Fun fact: when I worked in security I used to install and maintain Crowdstrike agents (among other security vendor products) on customer machines. It's not Windows-only, they also have a Linux client. Which runs as a kernel module and requires auditd.

They also have a mac client, though it looks like neither Linux nor Apple machines were affected by the bad update.

I'd view that as pure dumb luck until I actually see an RCA. Because of the way their agents work, any system could be utterly borked.

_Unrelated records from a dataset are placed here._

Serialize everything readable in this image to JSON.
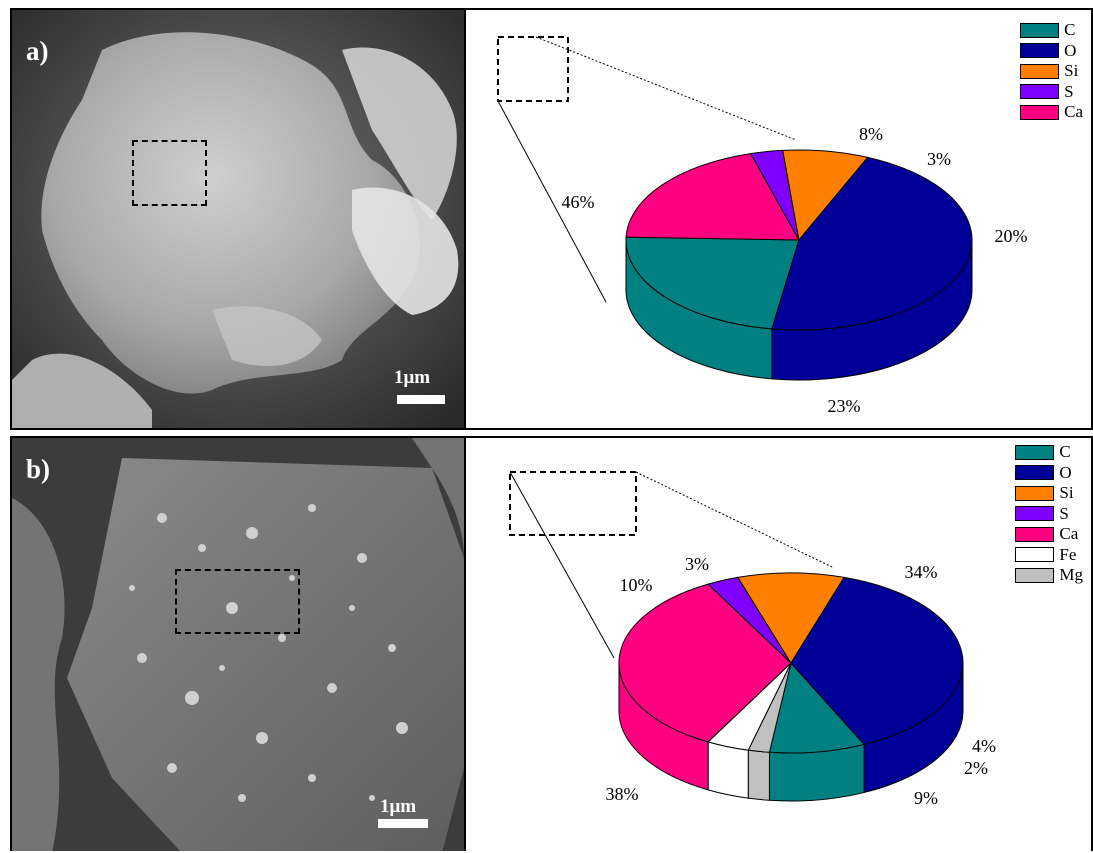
{
  "colors": {
    "C": "#008080",
    "O": "#000099",
    "Si": "#ff8000",
    "S": "#8000ff",
    "Ca": "#ff0080",
    "Fe": "#ffffff",
    "Mg": "#c0c0c0"
  },
  "panel_a": {
    "label": "a)",
    "scale_text": "1μm"
  },
  "panel_b": {
    "label": "b)",
    "scale_text": "1μm"
  },
  "chart_data": [
    {
      "type": "pie",
      "categories": [
        "C",
        "O",
        "Si",
        "S",
        "Ca"
      ],
      "values": [
        23,
        46,
        8,
        3,
        20
      ],
      "labels": [
        "23%",
        "46%",
        "8%",
        "3%",
        "20%"
      ],
      "legend": [
        "C",
        "O",
        "Si",
        "S",
        "Ca"
      ],
      "legend_position": "top-right",
      "style": "3d"
    },
    {
      "type": "pie",
      "categories": [
        "C",
        "O",
        "Si",
        "S",
        "Ca",
        "Fe",
        "Mg"
      ],
      "values": [
        9,
        38,
        10,
        3,
        34,
        4,
        2
      ],
      "labels": [
        "9%",
        "38%",
        "10%",
        "3%",
        "34%",
        "4%",
        "2%"
      ],
      "legend": [
        "C",
        "O",
        "Si",
        "S",
        "Ca",
        "Fe",
        "Mg"
      ],
      "legend_position": "top-right",
      "style": "3d"
    }
  ]
}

I would have thought at Crowdstrike's scale that SURELY they use a slow-rollout/canary model for global updates. But the scale of this outage suggests otherwise. There's no way the rollout should have continued with 100% of clients not checking in.
I'm rolling my eyes at the people going off about "don't deploy on Fridays". This went out Thursday night. No matter what day of the week it went out, it's going to take more than a work week to fix and everyone's weekend would be toast. Sometimes you just ship real stinkers, lol
Everyone loves to confidently proclaim that companies shouldn't do X or Y (don't use rootkits for security! audit checkboxes are useless!) but it's funny how there's always dead silence when you ask what companies who really don't have security as a core competency should do instead

Genuinely trying to understand here why Starbucks should be investing in building a world-class computer security organization instead of just paying for the best option vendor product

Hard for me to see this as anything but self-serving for people in the security industry, lol

@ehashman You don't need a "world class computer security organization". You just need to not be doing stupid shit and running workstations like they're employees' personal computers. A workstation run like a workstation doesn't get viruses. A POS run like a POS doesn't get viruses.
@dalias ah yes, "just not do stupid shit", a thing large organizations that employee thousands of non-computer literate are known for their expertise in
@ehashman If you're a large company, you hire competent ppl who work for you and whose obligation is to your interests rather than paying a Security Product vendor whose obligation is parting you with your money to CYA.
@dalias can you name 5 real world examples where this has demonstrably worked?